UPDATE: The Associated Press reported this story on June 17, 2009.

3 thoughts on “Did Ameren pay a whistleblower to shut up and go away?

  1. Many thanks for this piece (forwarded to me and others by Dave Kraft). And good luck with the reincarnation of FOCUS Midwest!
    Could you please let me know if Ameren responds to your request for a comment? 314-725-7676
    We’re now fighting against AmerenUE’s efforts to get the Missouri Legislature to throw out the Missouri law that outlaws Construction Work in Progress — the law that Missouri voters overwhelmingly had enacted in 1976. Ameren says it cannot build a 2nd Callaway reactor without reinstating CWIP — that is, without making ratepayers give Ameren a blank check for construction costs DURING CONSTRUCTION. UE had stopped building Callaway-2 in Feb. 1977, after our November 1976 victory (via statewide petitions and then at the polls).

  2. I’ve wondered what Blago received from Ameren a few months ago when he let their dirty coal plants off the hook.

  3. I wonder, is Ameren TRYING to be as tone deaf as GM (who killed the electric car, while promoting gas hungry SUVs that reasonable consumers won’t buy)?

    The risk-management lesson learned by the engineering community from the Chernobyl melt down was summarized as the need to create a “culture of safety”. After the failure of the dam at the Taum Sauk upper reservoir one might have thought that the reconstruction there would offer an excellent opportunity for Ameren to construct their own wind farm similar to the Blue Grass Ridge facility in Gentry County (http://www.ameren.com/PurePower/ADC_PurePowerFacilityBRW.pdf)
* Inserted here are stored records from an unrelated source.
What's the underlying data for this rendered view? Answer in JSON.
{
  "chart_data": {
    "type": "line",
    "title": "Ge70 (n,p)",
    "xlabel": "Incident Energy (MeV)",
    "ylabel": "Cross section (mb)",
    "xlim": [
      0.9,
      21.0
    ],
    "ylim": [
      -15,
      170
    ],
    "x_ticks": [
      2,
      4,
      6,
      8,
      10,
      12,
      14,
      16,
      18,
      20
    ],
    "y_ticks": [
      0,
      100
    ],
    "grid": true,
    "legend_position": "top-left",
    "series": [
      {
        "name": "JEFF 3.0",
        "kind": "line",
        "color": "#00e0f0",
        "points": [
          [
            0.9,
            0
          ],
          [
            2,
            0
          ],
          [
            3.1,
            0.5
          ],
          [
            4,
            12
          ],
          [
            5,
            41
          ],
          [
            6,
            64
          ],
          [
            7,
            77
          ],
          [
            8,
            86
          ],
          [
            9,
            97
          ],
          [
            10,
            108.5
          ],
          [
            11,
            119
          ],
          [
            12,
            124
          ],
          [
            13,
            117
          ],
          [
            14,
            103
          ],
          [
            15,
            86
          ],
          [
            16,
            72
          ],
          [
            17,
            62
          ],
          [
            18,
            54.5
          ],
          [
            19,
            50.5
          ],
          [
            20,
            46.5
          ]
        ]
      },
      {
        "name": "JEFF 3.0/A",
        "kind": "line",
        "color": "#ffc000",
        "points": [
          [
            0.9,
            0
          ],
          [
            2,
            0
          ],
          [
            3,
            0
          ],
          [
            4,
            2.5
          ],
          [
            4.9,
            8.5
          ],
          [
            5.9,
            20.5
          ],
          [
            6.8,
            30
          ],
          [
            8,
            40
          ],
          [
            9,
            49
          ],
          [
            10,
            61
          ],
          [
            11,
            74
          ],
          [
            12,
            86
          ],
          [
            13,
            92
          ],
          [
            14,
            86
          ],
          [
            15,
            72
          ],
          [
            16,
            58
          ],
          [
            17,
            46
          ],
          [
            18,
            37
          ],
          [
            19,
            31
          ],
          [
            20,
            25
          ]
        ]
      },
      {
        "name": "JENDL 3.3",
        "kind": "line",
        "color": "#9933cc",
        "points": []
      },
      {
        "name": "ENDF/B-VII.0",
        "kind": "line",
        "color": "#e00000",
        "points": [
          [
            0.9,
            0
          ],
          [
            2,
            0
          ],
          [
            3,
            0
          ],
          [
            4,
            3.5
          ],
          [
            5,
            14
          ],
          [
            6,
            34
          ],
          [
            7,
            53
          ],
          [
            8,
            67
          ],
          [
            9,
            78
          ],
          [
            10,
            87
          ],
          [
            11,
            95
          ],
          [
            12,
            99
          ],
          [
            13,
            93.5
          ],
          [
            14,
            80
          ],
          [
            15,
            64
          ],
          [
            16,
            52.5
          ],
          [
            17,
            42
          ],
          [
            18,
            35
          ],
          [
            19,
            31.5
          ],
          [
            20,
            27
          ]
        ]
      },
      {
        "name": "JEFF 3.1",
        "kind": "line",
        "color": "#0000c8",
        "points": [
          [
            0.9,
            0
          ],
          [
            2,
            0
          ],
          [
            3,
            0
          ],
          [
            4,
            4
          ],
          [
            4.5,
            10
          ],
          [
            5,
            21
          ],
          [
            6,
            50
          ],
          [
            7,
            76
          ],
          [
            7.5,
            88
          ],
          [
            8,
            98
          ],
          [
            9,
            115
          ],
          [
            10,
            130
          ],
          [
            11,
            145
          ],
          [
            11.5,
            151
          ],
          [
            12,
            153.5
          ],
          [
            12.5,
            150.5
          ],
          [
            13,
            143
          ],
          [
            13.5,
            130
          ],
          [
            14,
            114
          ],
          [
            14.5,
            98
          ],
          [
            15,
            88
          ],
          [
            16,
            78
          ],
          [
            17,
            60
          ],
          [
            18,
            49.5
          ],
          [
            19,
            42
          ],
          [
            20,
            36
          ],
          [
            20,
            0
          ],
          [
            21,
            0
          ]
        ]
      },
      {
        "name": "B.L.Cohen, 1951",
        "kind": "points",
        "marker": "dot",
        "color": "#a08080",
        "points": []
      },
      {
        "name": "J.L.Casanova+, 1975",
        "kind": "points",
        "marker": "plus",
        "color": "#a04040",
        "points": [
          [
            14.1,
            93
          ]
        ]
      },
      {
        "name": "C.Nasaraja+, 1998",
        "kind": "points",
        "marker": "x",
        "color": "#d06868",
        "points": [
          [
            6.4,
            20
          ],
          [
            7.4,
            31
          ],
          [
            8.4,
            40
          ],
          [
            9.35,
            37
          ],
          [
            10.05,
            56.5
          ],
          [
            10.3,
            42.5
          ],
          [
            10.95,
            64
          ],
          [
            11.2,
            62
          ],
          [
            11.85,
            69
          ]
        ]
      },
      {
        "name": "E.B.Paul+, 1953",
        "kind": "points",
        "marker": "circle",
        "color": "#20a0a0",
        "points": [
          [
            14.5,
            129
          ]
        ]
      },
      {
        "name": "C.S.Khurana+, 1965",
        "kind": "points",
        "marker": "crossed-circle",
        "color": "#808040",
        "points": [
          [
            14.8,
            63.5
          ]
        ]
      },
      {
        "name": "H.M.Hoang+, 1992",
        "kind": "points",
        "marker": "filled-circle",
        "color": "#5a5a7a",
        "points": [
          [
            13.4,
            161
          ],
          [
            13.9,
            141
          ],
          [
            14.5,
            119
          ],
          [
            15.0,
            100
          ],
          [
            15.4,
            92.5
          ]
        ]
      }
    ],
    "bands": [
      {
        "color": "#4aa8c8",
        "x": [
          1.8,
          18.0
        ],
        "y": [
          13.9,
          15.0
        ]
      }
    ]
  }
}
    After all, the transmission lines are already there, Proffit Mountain is 1,900 feet high, out of sight from folks who might object on aesthetic grounds (NIMB), and this Hydroelectric STORAGE facility would seem the perfect equalizer for intermittent wind energy production. Where is the plan for the Taum Sauk wind farm? It doesn’t seem to exist. http://www.ameren.com/TaumSauk/ADC_RestorationProject.asp
    http://www.ameren.com/ImagesSite/ADC_TaumSaukRebuildVideo.wmv

    Instead, Ameren UE seems content to pay other electric generation companies for their wind investment, and to try to force Missouri residents to pay IN ADVANCE for construction of yet another nuclear facility.

    Tone deaf.
    By the way, did anyone at Ameren UE acturally lose their jobs when the Taum Sauk dam collapsed? Perhaps top management is not bright enough to see the changes that must be made. Perhaps, such dim bulbs are the ones that need to be replaced.